In juni 1981 presenteerde BMW de 5-Reeks met
codenaam E28. Met zijn zescilinder-in-lijn die tot 184 pk produceerde en zijn
sportieve weggedrag werd de Beier de meest dynamische berline op de markt. Maar
daar waren ze in München niet tevreden mee: zij zagen er meer potentieel in. In
1984 volgde de M535i, met 3,5 liter grote motor. Het vermogen van 218 pk zorgde
voor een sportief argument.
Meer is beter
Een jaar later deed het merk nog beter ,met de
motor van zijn M1 onder de kap van de berline. De zescilinder-in-lijn van 3,5
liter kreeg een cilinderkop met dubbele bovenliggende nokkenas en 24 kleppen,
waardoor hij 286 pk produceerde. Op die manier zette de eerste M5 ongeziene
prestaties neer: 0-100 km/u in 6,5 seconden en een topsnelheid van 245 km/u.
Sneller kon je in die tijd bijna alleen met een Ferrari of Porsche.

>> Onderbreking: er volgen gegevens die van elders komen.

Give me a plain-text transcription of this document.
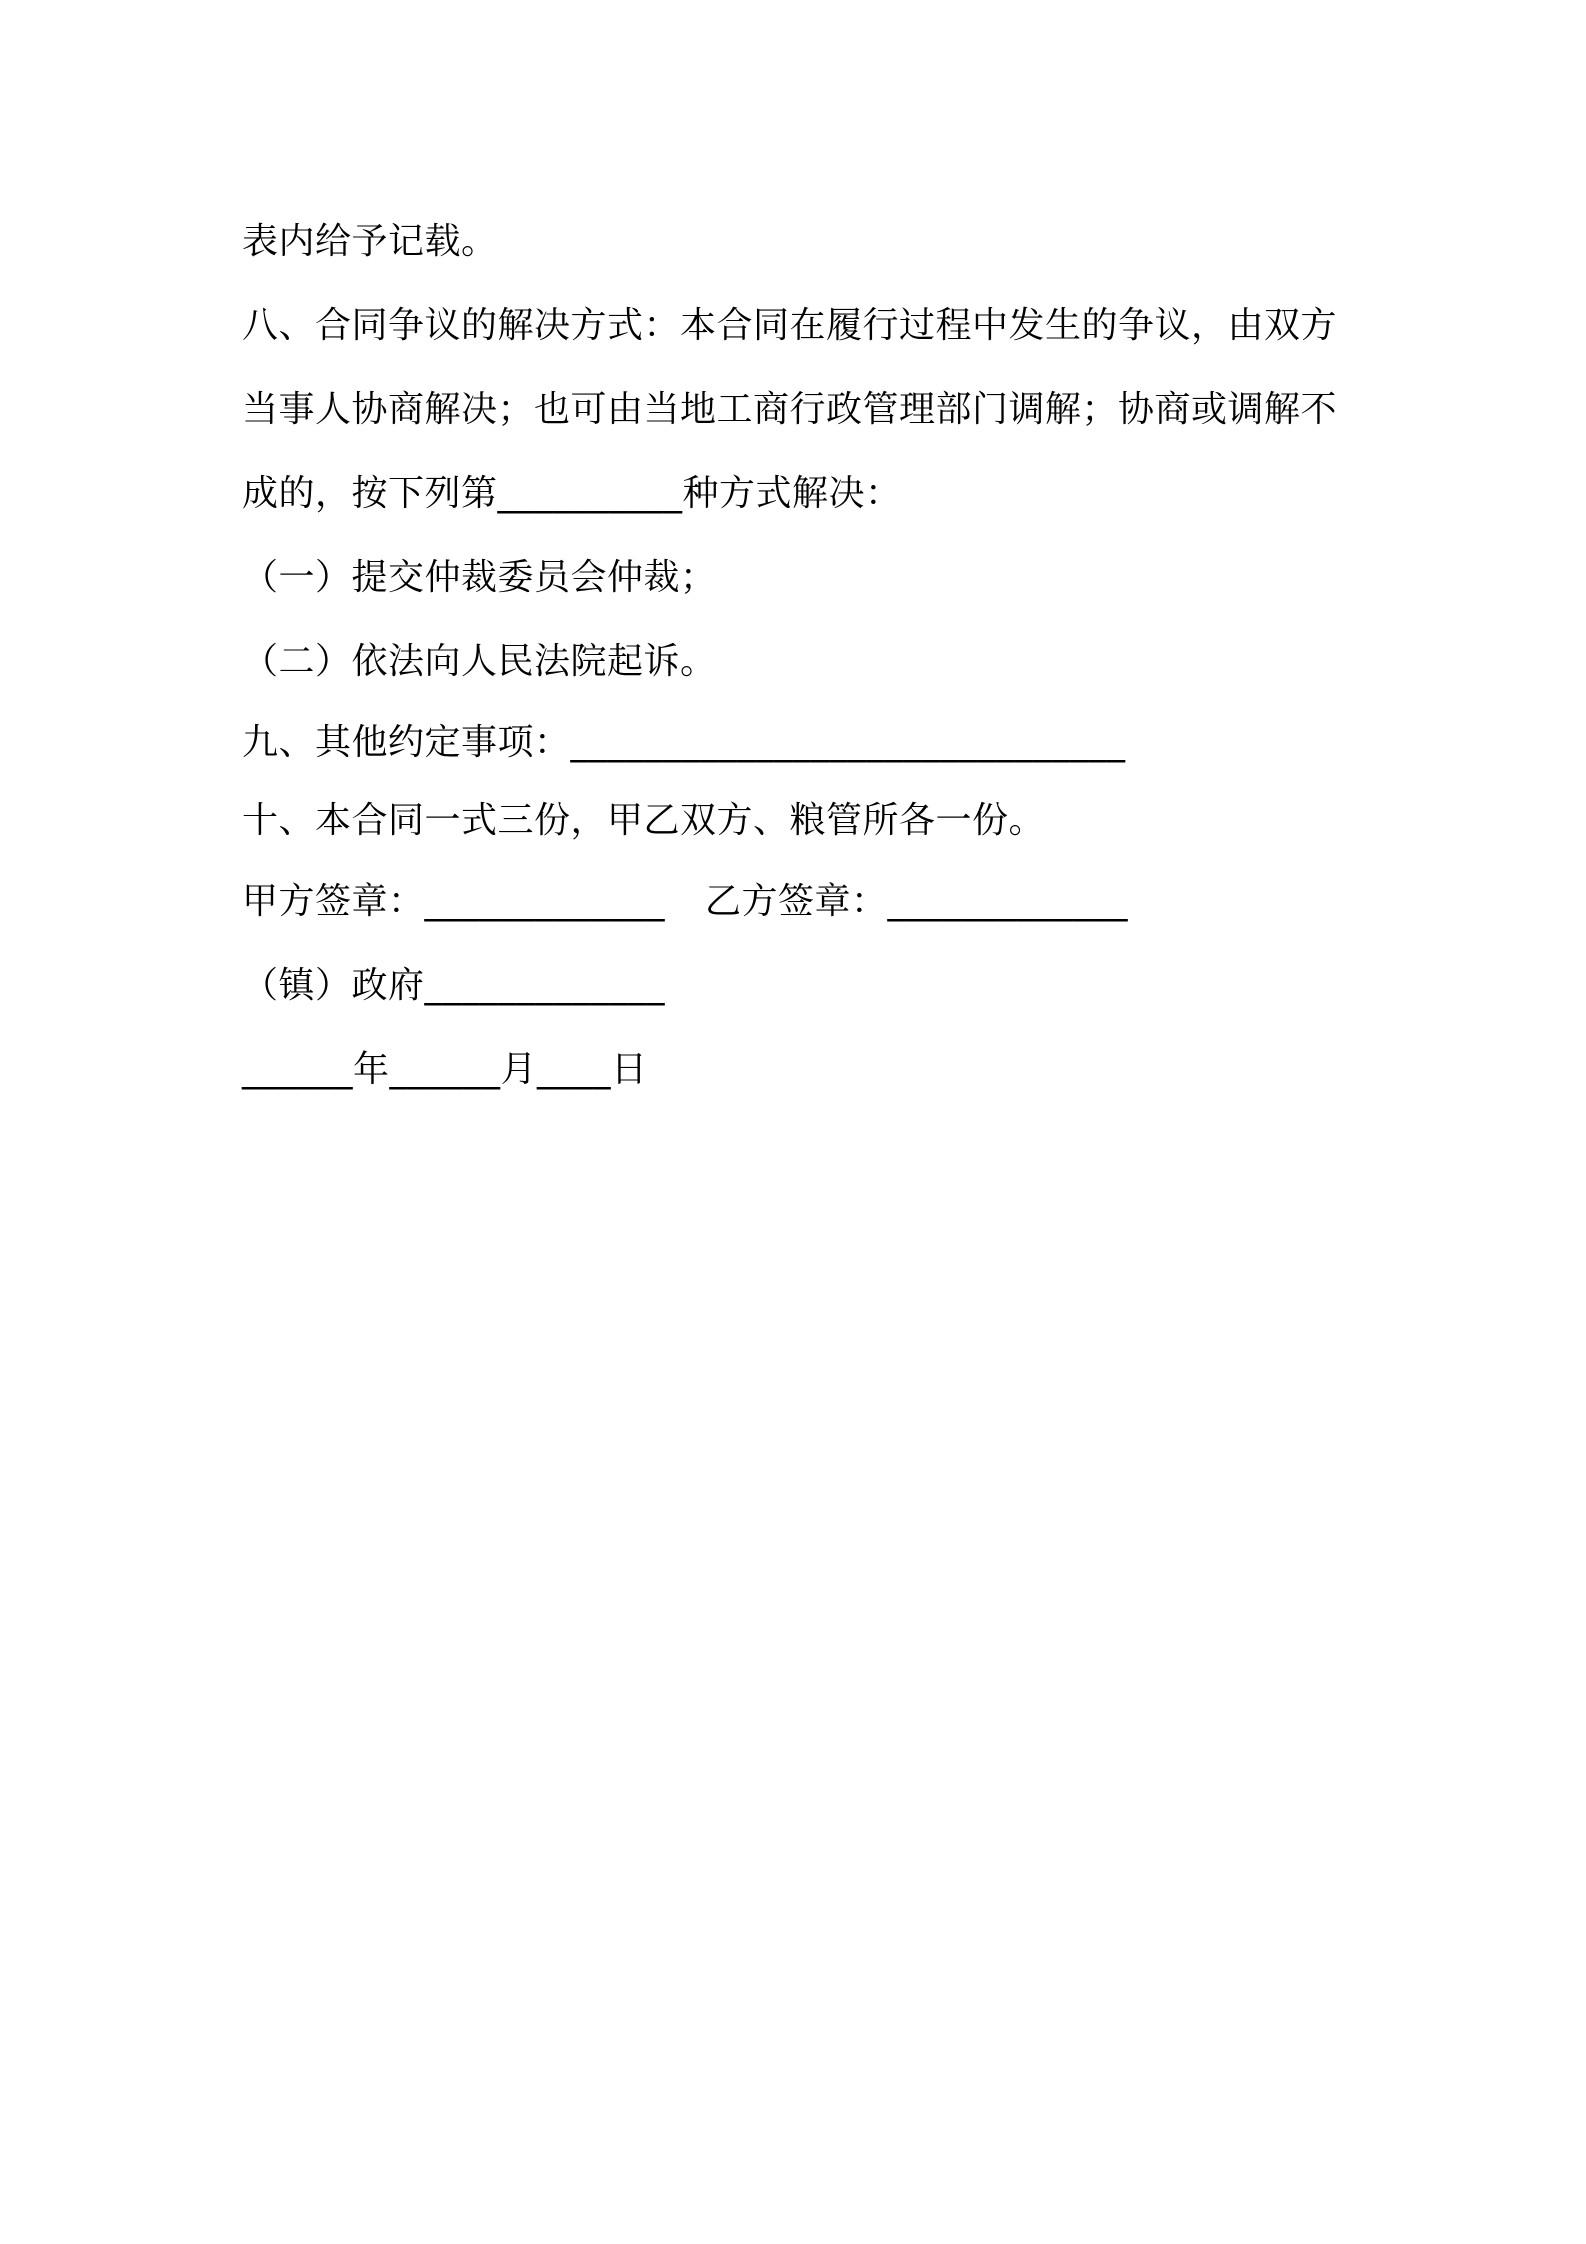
表内给予记载。
八、合同争议的解决方式：本合同在履行过程中发生的争议，由双方
当事人协商解决；也可由当地工商行政管理部门调解；协商或调解不
成的，按下列第__________种方式解决：
（一）提交仲裁委员会仲裁；
（二）依法向人民法院起诉。
九、其他约定事项：______________________________
十、本合同一式三份，甲乙双方、粮管所各一份。
甲方签章：_____________ 乙方签章：_____________
（镇）政府_____________
______年______月____日
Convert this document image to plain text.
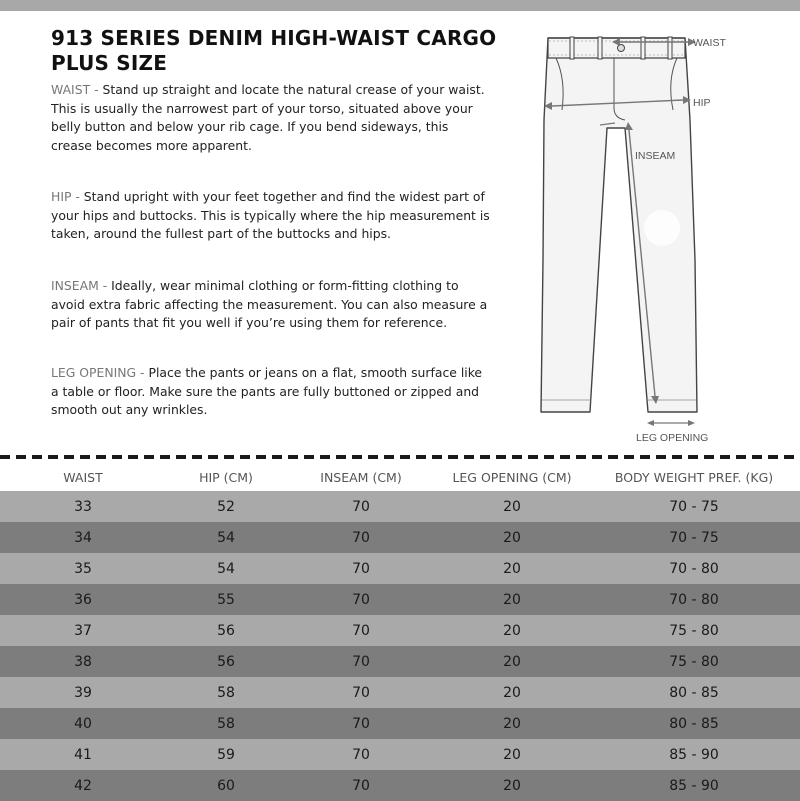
913 SERIES DENIM HIGH-WAIST CARGO
PLUS SIZE

WAIST - Stand up straight and locate the natural crease of your waist. This is usually the narrowest part of your torso, situated above your belly button and below your rib cage. If you bend sideways, this crease becomes more apparent.

HIP - Stand upright with your feet together and find the widest part of your hips and buttocks. This is typically where the hip measurement is taken, around the fullest part of the buttocks and hips.

INSEAM - Ideally, wear minimal clothing or form-fitting clothing to avoid extra fabric affecting the measurement. You can also measure a pair of pants that fit you well if you’re using them for reference.

LEG OPENING - Place the pants or jeans on a flat, smooth surface like a table or floor. Make sure the pants are fully buttoned or zipped and smooth out any wrinkles.

WAIST
HIP
INSEAM
LEG OPENING
WAIST	HIP (CM)	INSEAM (CM)	LEG OPENING (CM)	BODY WEIGHT PREF. (KG)
33	52	70	20	70 - 75
34	54	70	20	70 - 75
35	54	70	20	70 - 80
36	55	70	20	70 - 80
37	56	70	20	75 - 80
38	56	70	20	75 - 80
39	58	70	20	80 - 85
40	58	70	20	80 - 85
41	59	70	20	85 - 90
42	60	70	20	85 - 90
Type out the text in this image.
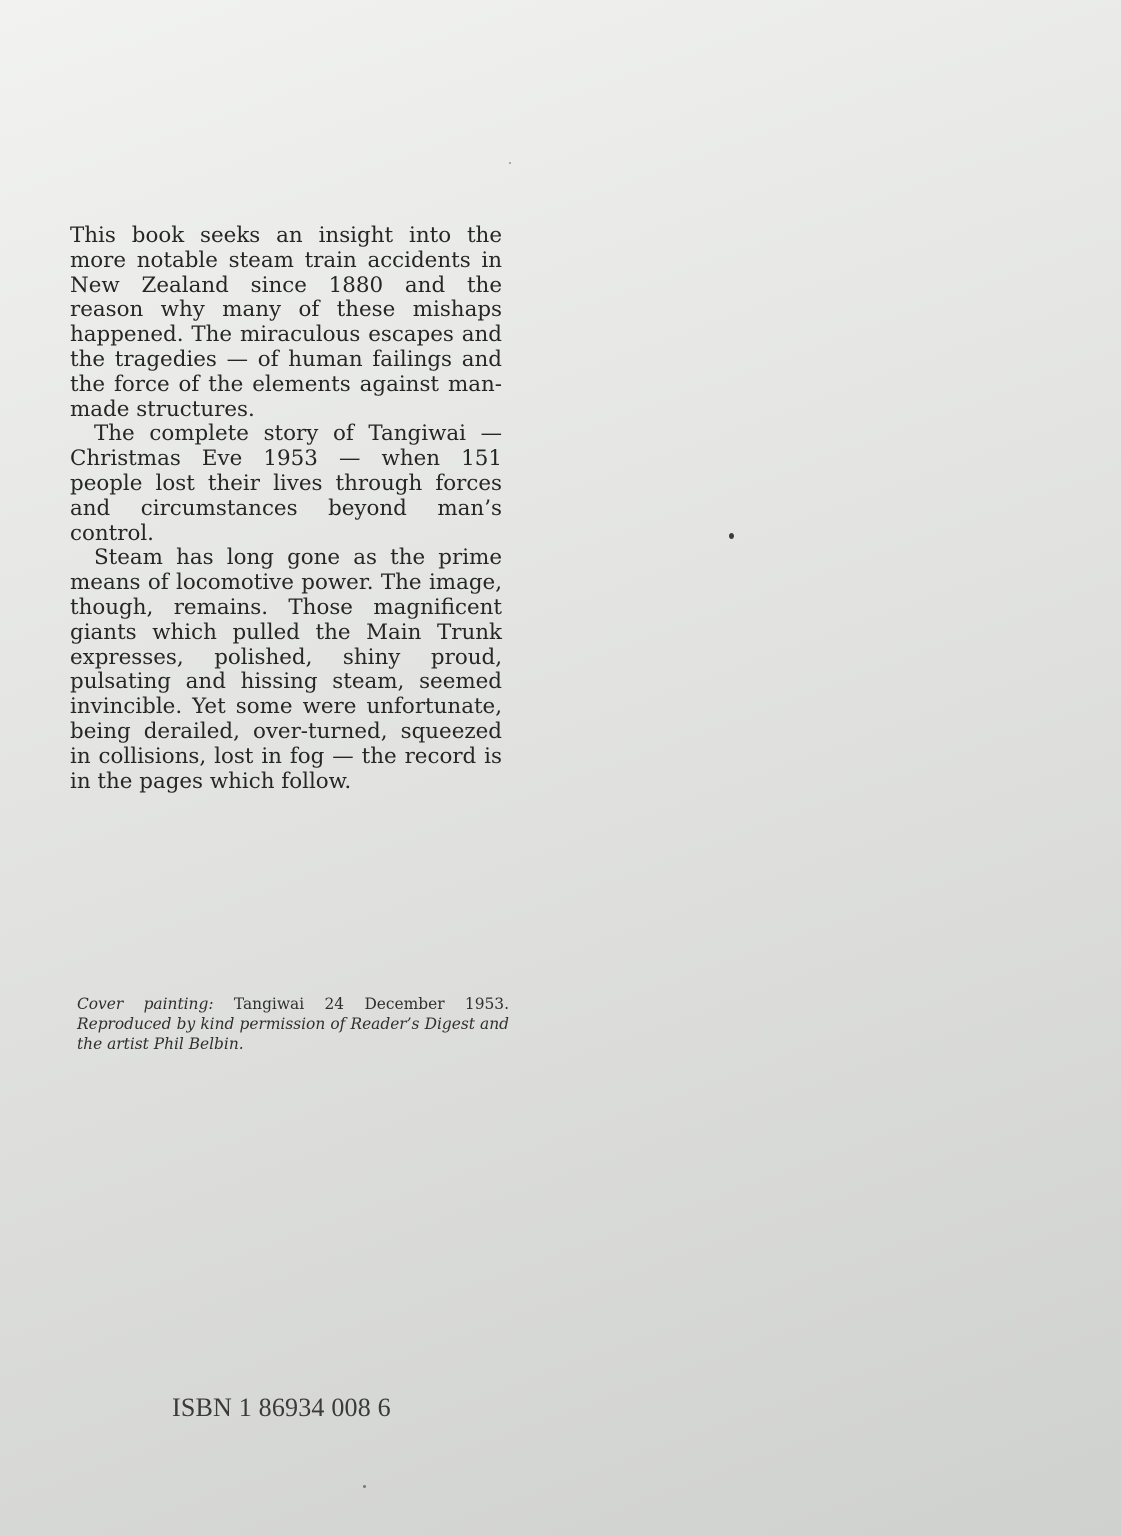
This book seeks an insight into the more notable steam train accidents in New Zealand since 1880 and the reason why many of these mishaps happened. The miraculous escapes and the tragedies — of human failings and the force of the elements against man-made structures.

The complete story of Tangiwai — Christmas Eve 1953 — when 151 people lost their lives through forces and circumstances beyond man’s control.

Steam has long gone as the prime means of locomotive power. The image, though, remains. Those magnificent giants which pulled the Main Trunk expresses, polished, shiny proud, pulsating and hissing steam, seemed invincible. Yet some were unfortunate, being derailed, over-turned, squeezed in collisions, lost in fog — the record is in the pages which follow.

Cover painting: Tangiwai 24 December 1953. Reproduced by kind permission of Reader’s Digest and the artist Phil Belbin.
ISBN 1 86934 008 6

De atletische prestaties werden aangevuld met
een luxueuze afwerking. De auto’s werden met de hand gebouwd en kregen onder
meer elektrische zetels, klimaatregeling, een geüpgradede stereo, leder,…
Vandaag
De E28 M5 was duur en kwam op het einde van de
modelcarrière van de toenmalige 5-Reeks. Hij werd dus geen groot succes: er
werden minder dan 2.200 exemplaren geproduceerd. Daarom betaal je vandaag
tussen € 20.000 en 30.000 voor een exemplaar in goede staat. De minder
krachtige (252 pk) Amerikaanse versies, die grotere bumpers kregen, kosten
minder.
De M5 is betrouwbaar als hij goed onderhouden
is, en is de archetypische asfaltvreter. Dat verklaart de vaak astronomische
kilometerstanden van modellen die je vandaag op de markt vindt. Maar dat hoeft
niet erg te zijn als het onderhoud volgens het boekje is gebeurd. De
zescilinder is robuust, maar moet nauwgezet worden onderhouden, en liever niet
door de eerste de beste garagist. Kijk zoals steeds het koetswerk grondig na,
net als alle elektronische snufjes.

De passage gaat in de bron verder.